« Ce que nous demandons dans presque tous les pays européens, c’est l’adoption d’un Plan européen pour la démence et la maladie d’Alzheimer, dans la continuité de ce qui a déjà été réalisé dans la lutte contre le cancer et les maladies cardiovasculaires. Cela signifierait avoir une ligne d’action commune avec des règles homogènes dans toute l’Europe, garantissant le financement nécessaire pour soutenir la prévention, le diagnostic précoce, l’utilisation de biomarqueurs et tout ce qui est nécessaire pour la fourniture de nouveaux médicaments et thérapies non pharmacologiques ». C’est ce qu’a déclaré Beatrice Lorenzin, membre de la commission sénatoriale du budget, participant à l’événement « MindShift – Une mission transnationale pour remodeler les soins contre la maladie d’Alzheimer », en cours à Rome. Une initiative internationale qui a réuni des experts, des institutions et des représentants de patients de 12 pays pour accélérer la transformation des soins contre la maladie d’Alzheimer.
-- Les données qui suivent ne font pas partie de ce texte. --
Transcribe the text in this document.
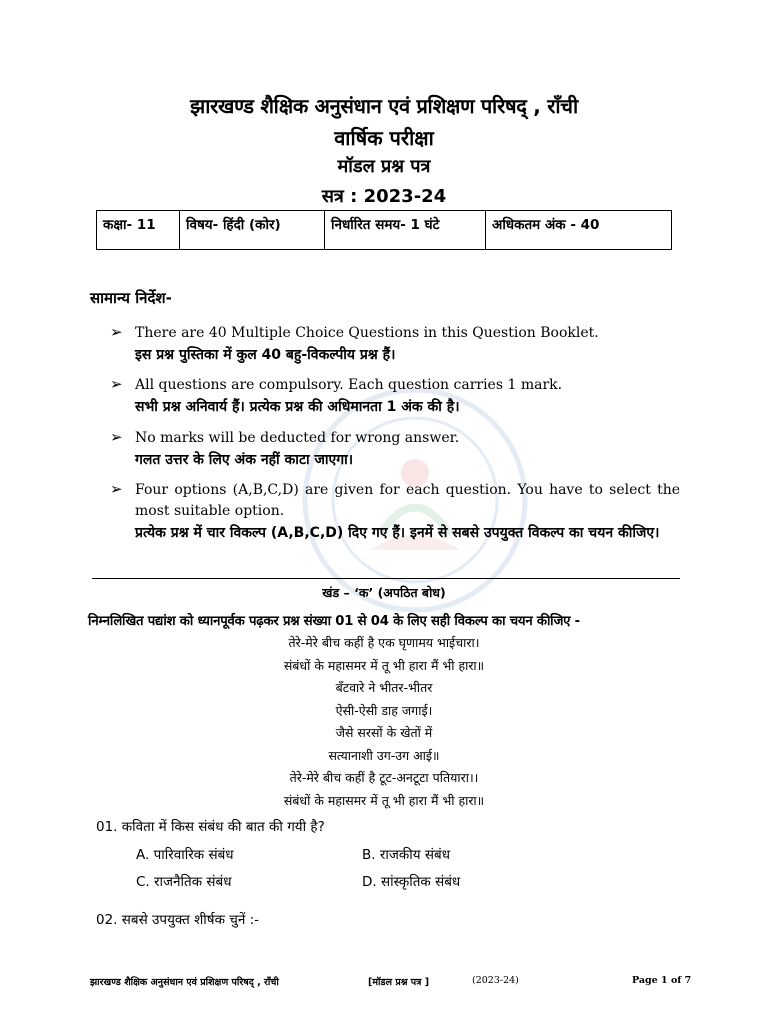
झारखण्ड शैक्षिक अनुसंधान एवं प्रशिक्षण परिषद् , राँची
वार्षिक परीक्षा
मॉडल प्रश्न पत्र
सत्र : 2023-24
कक्षा- 11	विषय- हिंदी (कोर)	निर्धारित समय- 1 घंटे	अधिकतम अंक - 40
सामान्य निर्देश-
➢ There are 40 Multiple Choice Questions in this Question Booklet.
इस प्रश्न पुस्तिका में कुल 40 बहु-विकल्पीय प्रश्न हैं।
➢ All questions are compulsory. Each question carries 1 mark.
सभी प्रश्न अनिवार्य हैं। प्रत्येक प्रश्न की अधिमानता 1 अंक की है।
➢ No marks will be deducted for wrong answer.
गलत उत्तर के लिए अंक नहीं काटा जाएगा।
➢ Four options (A,B,C,D) are given for each question. You have to select the most suitable option.
प्रत्येक प्रश्न में चार विकल्प (A,B,C,D) दिए गए हैं। इनमें से सबसे उपयुक्त विकल्प का चयन कीजिए।
खंड – ‘क’ (अपठित बोध)
निम्नलिखित पद्यांश को ध्यानपूर्वक पढ़कर प्रश्न संख्या 01 से 04 के लिए सही विकल्प का चयन कीजिए -
तेरे-मेरे बीच कहीं है एक घृणामय भाईचारा।
संबंधों के महासमर में तू भी हारा मैं भी हारा॥
बँटवारे ने भीतर-भीतर
ऐसी-ऐसी डाह जगाई।
जैसे सरसों के खेतों में
सत्यानाशी उग-उग आई॥
तेरे-मेरे बीच कहीं है टूट-अनटूटा पतियारा।।
संबंधों के महासमर में तू भी हारा मैं भी हारा॥
01. कविता में किस संबंध की बात की गयी है?
A. पारिवारिक संबंध	B. राजकीय संबंध
C. राजनैतिक संबंध	D. सांस्कृतिक संबंध
02. सबसे उपयुक्त शीर्षक चुनें :-
झारखण्ड शैक्षिक अनुसंधान एवं प्रशिक्षण परिषद् , राँची	[मॉडल प्रश्न पत्र ]	(2023-24)	Page 1 of 7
Lorenzin se concentre ensuite sur l’importance de mesurer les résultats. « Il est nécessaire que les dépenses soient contrôlées au niveau régional et que les résultats soient publiés – a déclaré le sénateur du Parti Démocrate – je crois que c’est un objectif essentiel pour nous tous. Rappelons-nous que l’Italie est le pays le plus ancien d’Europe et le deuxième au monde après le Japon. De manière plus générale, l’Europe est un continent vieillissant et qui a besoin d’outils pour affronter de manière positive le vieillissement actif, ainsi que pour prendre soin des millions de personnes qui seront touchées par la démence ». C’est pourquoi « l’engagement au niveau international doit absolument se concentrer sur ce projet européen, en tenant également compte des nouveaux modèles réglementaires pour garantir la durabilité des nouveaux médicaments. De ce point de vue – a-t-il poursuivi – je crois que notre pays doit mettre en œuvre une politique de remboursement efficace. Quel que soit le modèle que nous décidons d’adopter ».
Bien qu’il n’existe pas encore de remède définitif contre la maladie d’Alzheimer, de nouvelles thérapies sont désormais disponibles qui, en intervenant sur les mécanismes biologiques de la pathologie, permettent de ralentir sa progression et de retarder le déclin cognitif, surtout si elles sont administrées dès les premiers stades. Cependant, il s’agit de « thérapies destinées à un segment spécifique de la population, qui doivent être diagnostiquées précocement et nécessitent des biomarqueurs pour contrôler l’efficacité du traitement », a précisé Lorenzin. « En ce qui concerne la durabilité économique, notre système réglementaire offre les outils pour la gérer – a-t-il souligné – Nous devons éviter de rater ce train, celui de la recherche et du progrès scientifique, aussi parce que, plus que d’autres, nous sommes confrontés à la perspective de millions de citoyens potentiellement atteints de démence ». Si « d’un côté nous devons travailler sur la non-autosuffisance au niveau social et socio-sanitaire – a souligné l’ancien ministre de la Santé – de l’autre nous ne pouvons pas rester en marge des découvertes scientifiques. Nous devons être capables de suivre, comme nous l’avons montré ces dernières années », a-t-il prévenu. « La question du vieillissement de la population et la nécessité de réorganiser le système – a conclu Lorenzin – doivent entrer pleinement dans les politiques italiennes, non seulement de santé, mais aussi sociales, environnementales, urbaines et de transports. Cela signifie adapter nos villes aux populations plus âgées, qui ont des besoins différents. Cela ne signifie pas considérer tout le monde comme ‘malade’, mais simplement reconnaître l’évolution démographique et calibrer en conséquence nos politiques actives, qui aujourd’hui sont encore trop réductrices, partielles et fragmentées ».